Im Bundesfreiwilligendienst können sich Frauen und Männer jeden Alters für andere engagieren: im sozialen, ökologischen oder kulturellen Bereich, im Sport, für Integration oder im Katastrophenschutz.

Als Freiwillige oder Freiwilliger sammelt man wertvolle Lebenserfahrung. Als Einsatzstelle profitiert man von engagierter Unterstützung, die der Arbeit zusätzliche Inspiration verleiht.

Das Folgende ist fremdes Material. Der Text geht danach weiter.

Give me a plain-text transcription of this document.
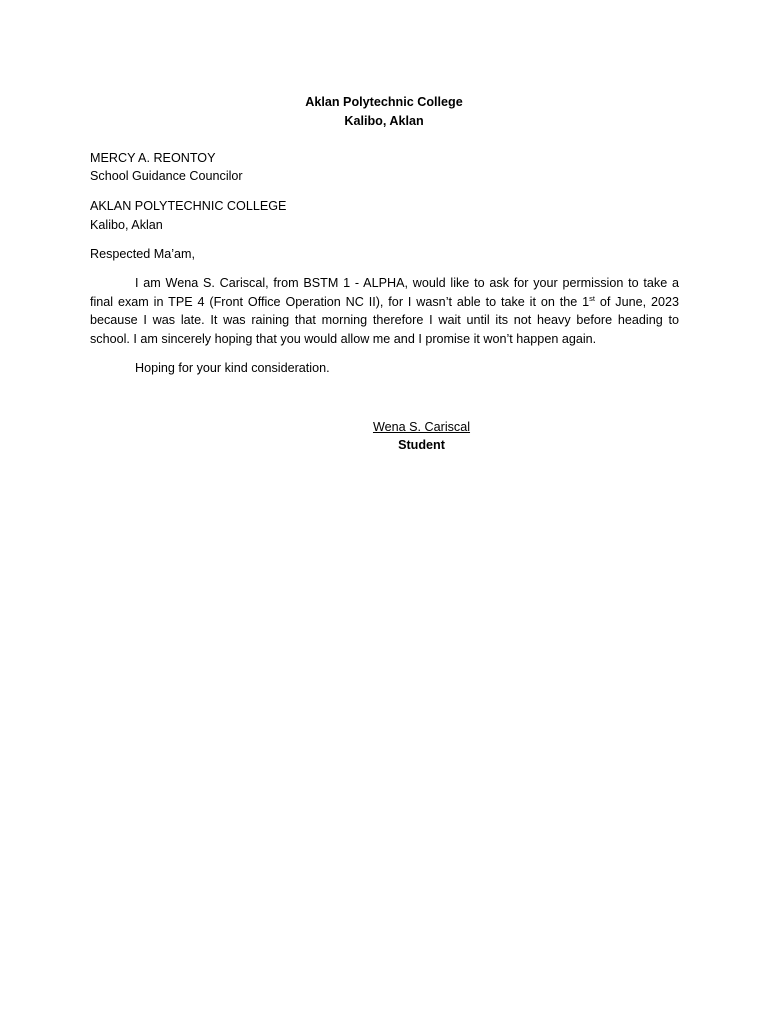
Aklan Polytechnic College
Kalibo, Aklan
MERCY A. REONTOY
School Guidance Councilor
AKLAN POLYTECHNIC COLLEGE
Kalibo, Aklan
Respected Ma’am,
I am Wena S. Cariscal, from BSTM 1 - ALPHA, would like to ask for your permission to take a final exam in TPE 4 (Front Office Operation NC II), for I wasn’t able to take it on the 1st of June, 2023 because I was late. It was raining that morning therefore I wait until its not heavy before heading to school. I am sincerely hoping that you would allow me and I promise it won’t happen again.
Hoping for your kind consideration.
Wena S. Cariscal
Student
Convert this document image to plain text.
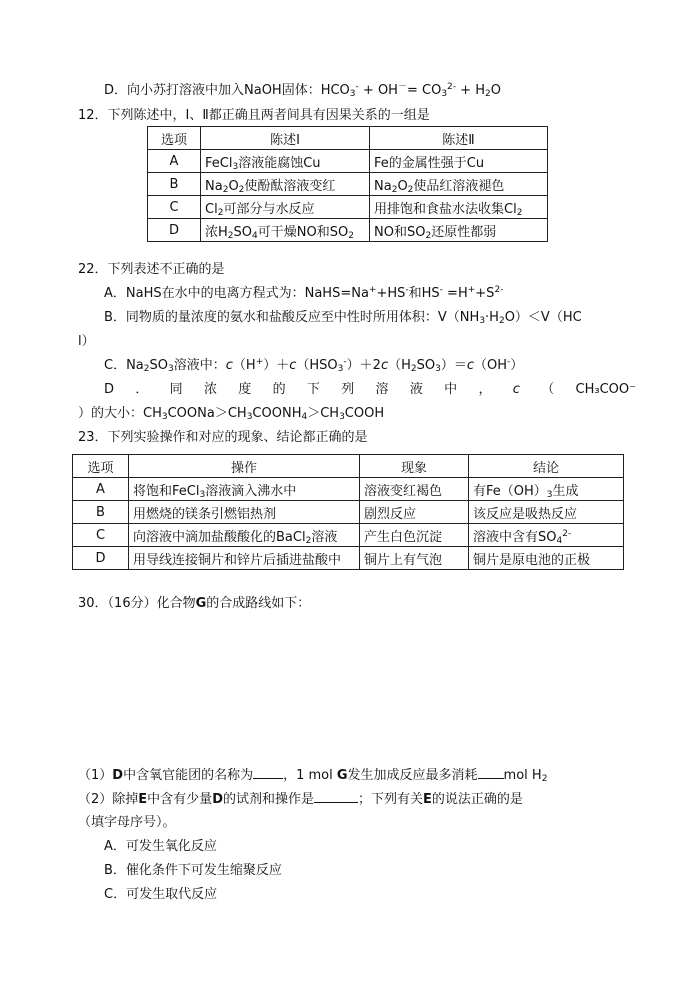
D．向小苏打溶液中加入NaOH固体：$HCO_3^- + OH^-= CO_3^{2-} + H_2O$
12．下列陈述中，Ⅰ、Ⅱ都正确且两者间具有因果关系的一组是
选项	陈述Ⅰ	陈述Ⅱ
A	FeCl$_3$溶液能腐蚀Cu	Fe的金属性强于Cu
B	$Na_2O_2$使酚酞溶液变红	$Na_2O_2$使品红溶液褪色
C	$Cl_2$可部分与水反应	用排饱和食盐水法收集$Cl_2$
D	浓$H_2SO_4$可干燥NO和$SO_2$	NO和$SO_2$还原性都弱
22．下列表述不正确的是
A．NaHS在水中的电离方程式为：NaHS=Na++HS-和$HS^- =H^++S^{2-}$
B．同物质的量浓度的氨水和盐酸反应至中性时所用体积：$V(NH_3\cdot H_2O)<V(HC$
l）
C．$Na_2SO_3$溶液中：$c(H^+)+c(HSO_3^-)+2c(H_2SO_3)=c(OH^-)$
D ． 同 浓 度 的 下 列 溶 液 中 ， c （ CH₃COO⁻
）的大小：$CH_3COONa>CH_3COONH_4>CH_3COOH$
23．下列实验操作和对应的现象、结论都正确的是
选项	操作	现象	结论
A	将饱和FeCl$_3$溶液滴入沸水中	溶液变红褐色	有$Fe(OH)_3$生成
B	用燃烧的镁条引燃铝热剂	剧烈反应	该反应是吸热反应
C	向溶液中滴加盐酸酸化的BaCl$_2$溶液	产生白色沉淀	溶液中含有$SO_4^{2-}$
D	用导线连接铜片和锌片后插进盐酸中	铜片上有气泡	铜片是原电池的正极
30．（16分）化合物G的合成路线如下：
（1）D中含氧官能团的名称为 ，1 mol G发生加成反应最多消耗 mol $H_2$
（2）除掉E中含有少量D的试剂和操作是	；下列有关E的说法正确的是
（填字母序号）。
A．可发生氧化反应
B．催化条件下可发生缩聚反应
C．可发生取代反应
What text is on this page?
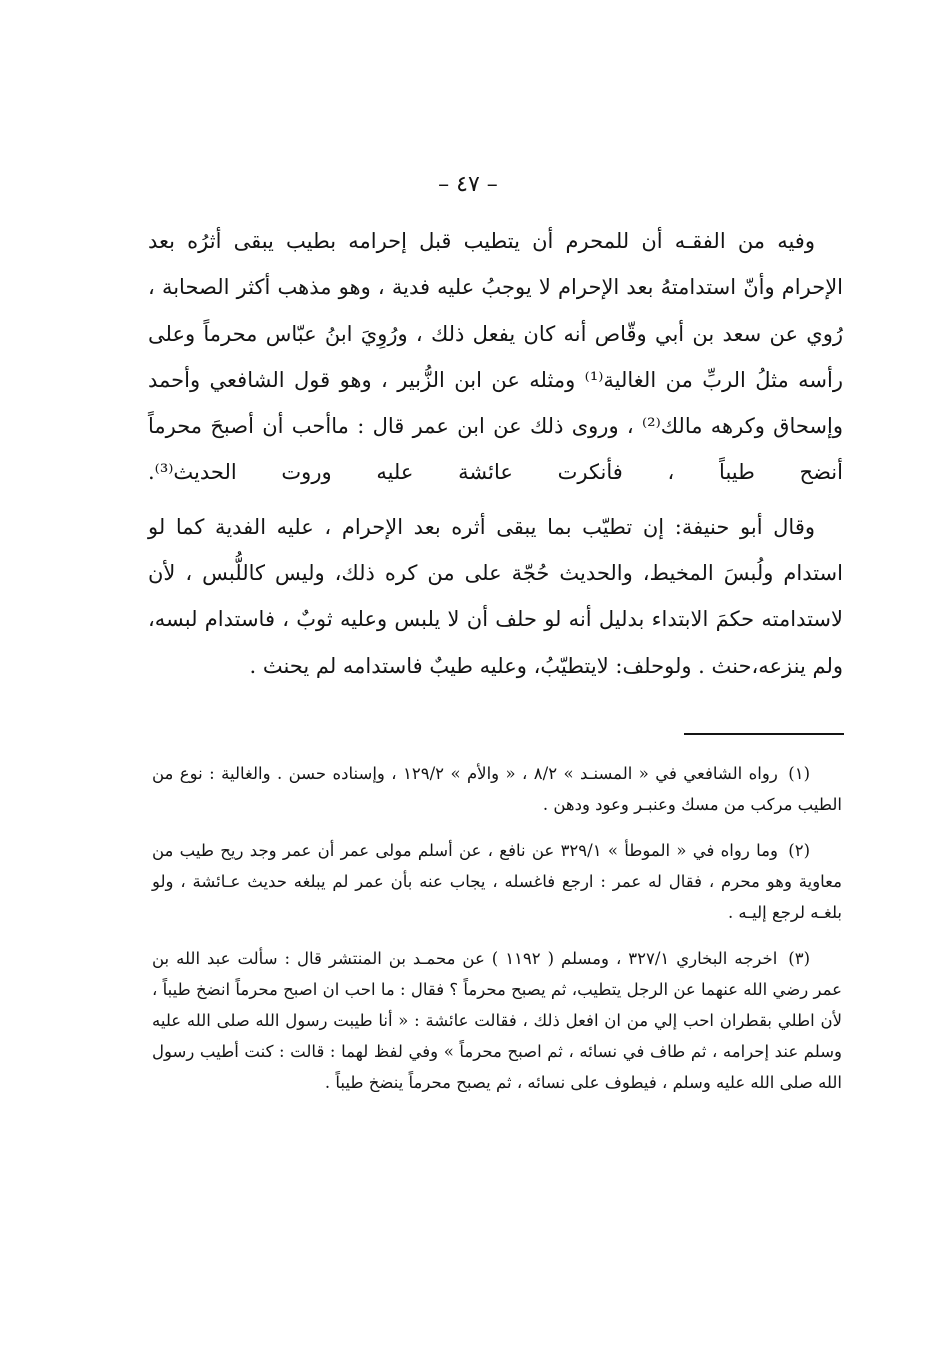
– ٤٧ –

وفيه من الفقـه أن للمحرم أن يتطيب قبل إحرامه بطيب يبقى أثرُه بعد الإحرام وأنّ استدامتهُ بعد الإحرام لا يوجبُ عليه فدية ، وهو مذهب أكثر الصحابة ، رُوي عن سعد بن أبي وقّاص أنه كان يفعل ذلك ، ورُوِيَ ابنُ عبّاس محرماً وعلى رأسه مثلُ الربِّ من الغالية⁽¹⁾ ومثله عن ابن الزُّبير ، وهو قول الشافعي وأحمد وإسحاق وكرهه مالك⁽²⁾ ، وروى ذلك عن ابن عمر قال : ماأحب أن أصبحَ محرماً أنضح طيباً ، فأنكرت عائشة عليه وروت الحديث⁽³⁾.

وقال أبو حنيفة: إن تطيّب بما يبقى أثره بعد الإحرام ، عليه الفدية كما لو استدام ولُبسَ المخيط، والحديث حُجّة على من كره ذلك، وليس كاللُّبس ، لأن لاستدامته حكمَ الابتداء بدليل أنه لو حلف أن لا يلبس وعليه ثوبٌ ، فاستدام لبسه، ولم ينزعه،حنث . ولوحلف: لايتطيّبُ، وعليه طيبٌ فاستدامه لم يحنث .

(١) رواه الشافعي في « المسنـد » ٨/٢ ، « والأم » ١٢٩/٢ ، وإسناده حسن . والغالية : نوع من الطيب مركب من مسك وعنبـر وعود ودهن .

(٢) وما رواه في « الموطأ » ٣٢٩/١ عن نافع ، عن أسلم مولى عمر أن عمر وجد ريح طيب من معاوية وهو محرم ، فقال له عمر : ارجع فاغسله ، يجاب عنه بأن عمر لم يبلغه حديث عـائشة ، ولو بلغـه لرجع إليـه .

(٣) اخرجه البخاري ٣٢٧/١ ، ومسلم ( ١١٩٢ ) عن محمـد بن المنتشر قال : سألت عبد الله بن عمر رضي الله عنهما عن الرجل يتطيب، ثم يصبح محرماً ؟ فقال : ما احب ان اصبح محرماً انضخ طيباً ، لأن اطلي بقطران احب إلي من ان افعل ذلك ، فقالت عائشة : « أنا طيبت رسول الله صلى الله عليه وسلم عند إحرامه ، ثم طاف في نسائه ، ثم اصبح محرماً » وفي لفظ لهما : قالت : كنت أطيب رسول الله صلى الله عليه وسلم ، فيطوف على نسائه ، ثم يصبح محرماً ينضخ طيباً .
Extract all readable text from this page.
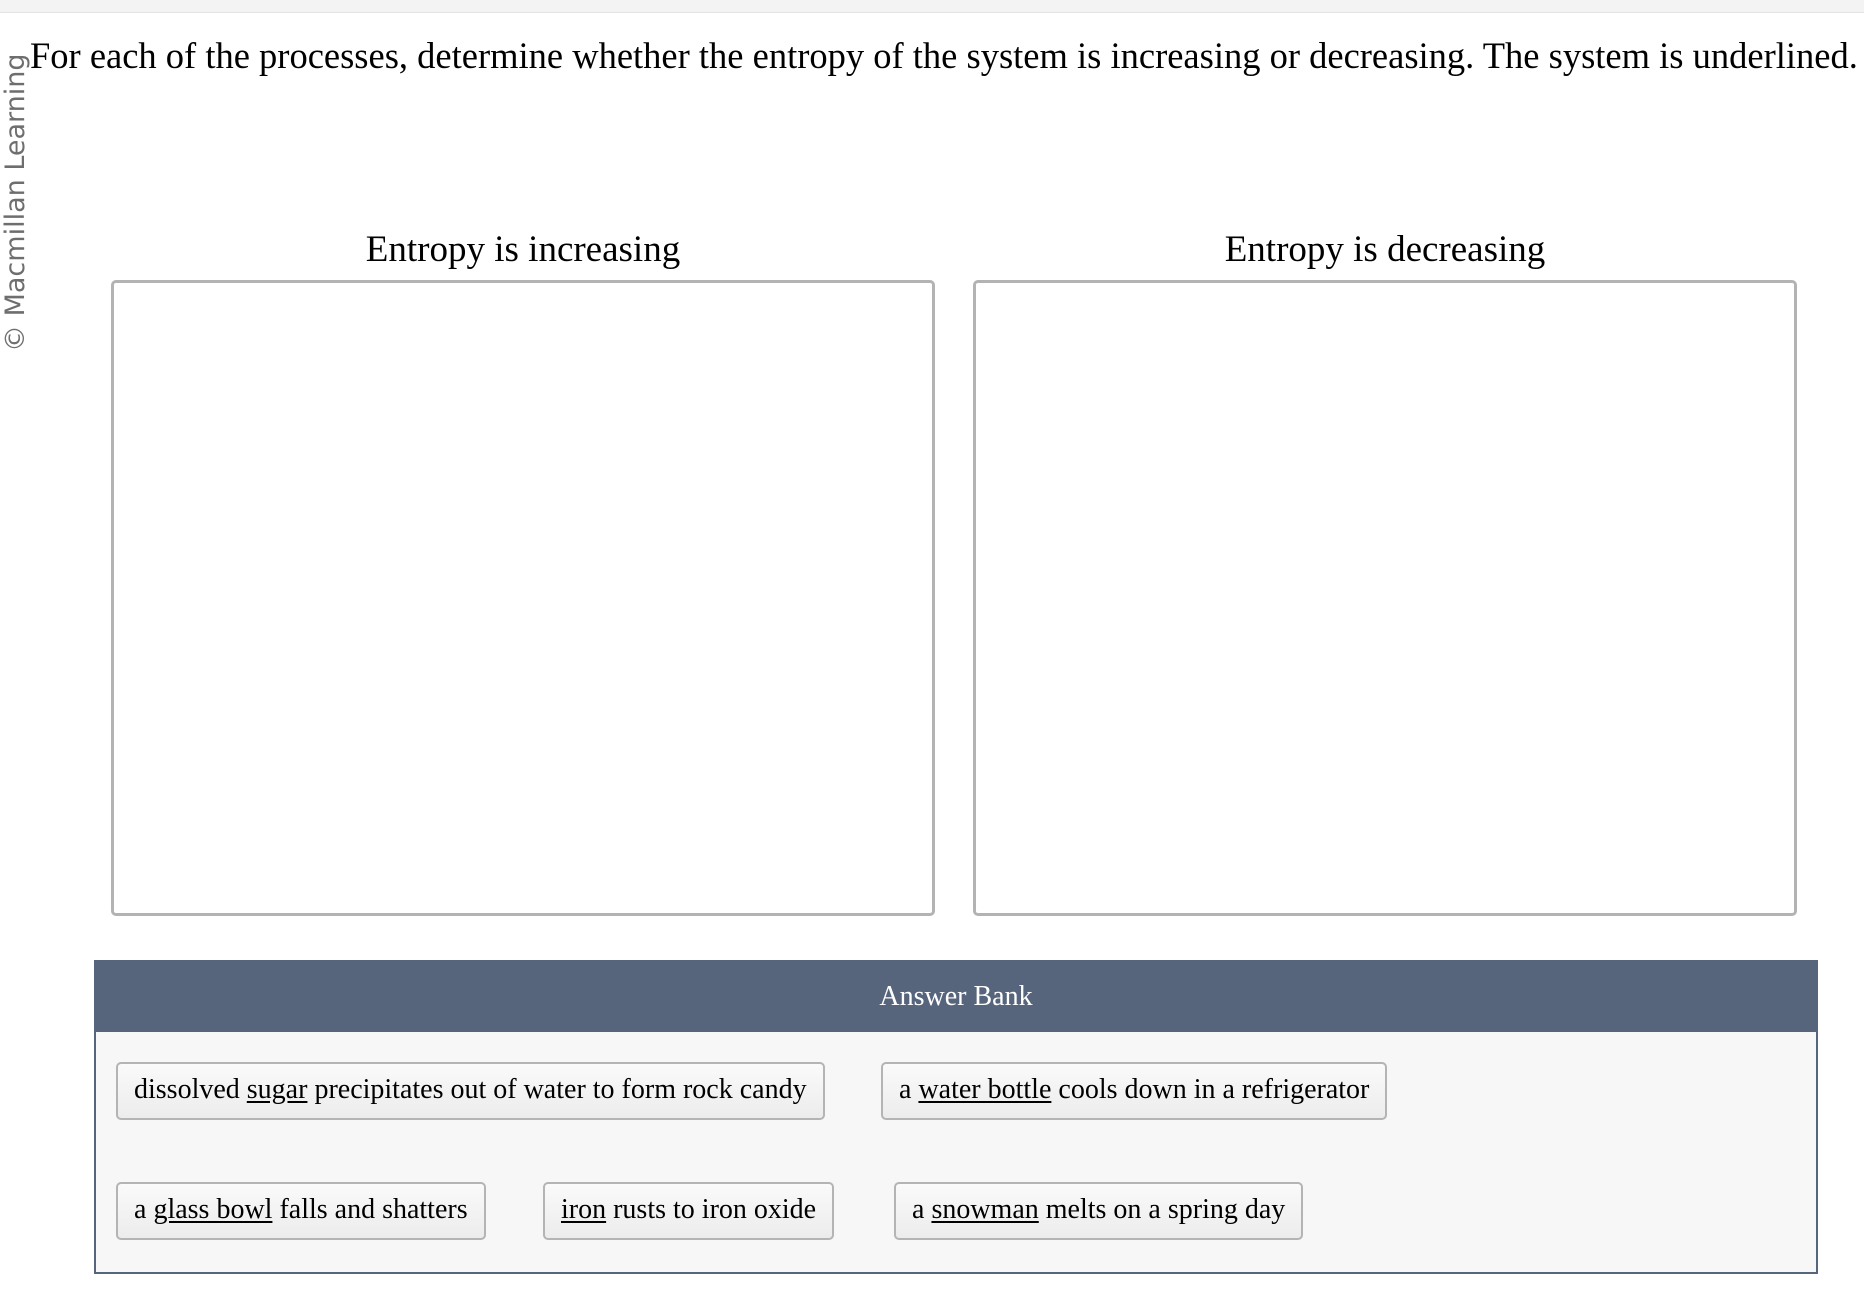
© Macmillan Learning For each of the processes, determine whether the entropy of the system is increasing or decreasing. The system is underlined.
Entropy is increasing	Entropy is decreasing
Answer Bank
dissolved sugar precipitates out of water to form rock candy	a water bottle cools down in a refrigerator
a glass bowl falls and shatters	iron rusts to iron oxide	a snowman melts on a spring day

Ziel des Bundesfreiwilligendienstes ist es eine neue Kultur der Freiwilligkeit in Deutschland zu schaffen und möglichst vielen Menschen ein Engagement für die Allgemeinheit zu ermöglichen.

Voraussetzung für den Bundesfreiwilligendienst ist die Erfüllung der Vollzeitschulpflicht: je nach Bundesland ab 16, manchmal auch schon ab 15 Jahren - Männer und Frauen können sich engagieren. Jüngere Freiwillige erwerben und vertiefen ihre persönlichen und sozialen Kompetenzen, ältere Freiwillige bringen ihre eigene Lebens- und Berufserfahrung ein. Eine Altersgrenze nach oben gibt es nicht.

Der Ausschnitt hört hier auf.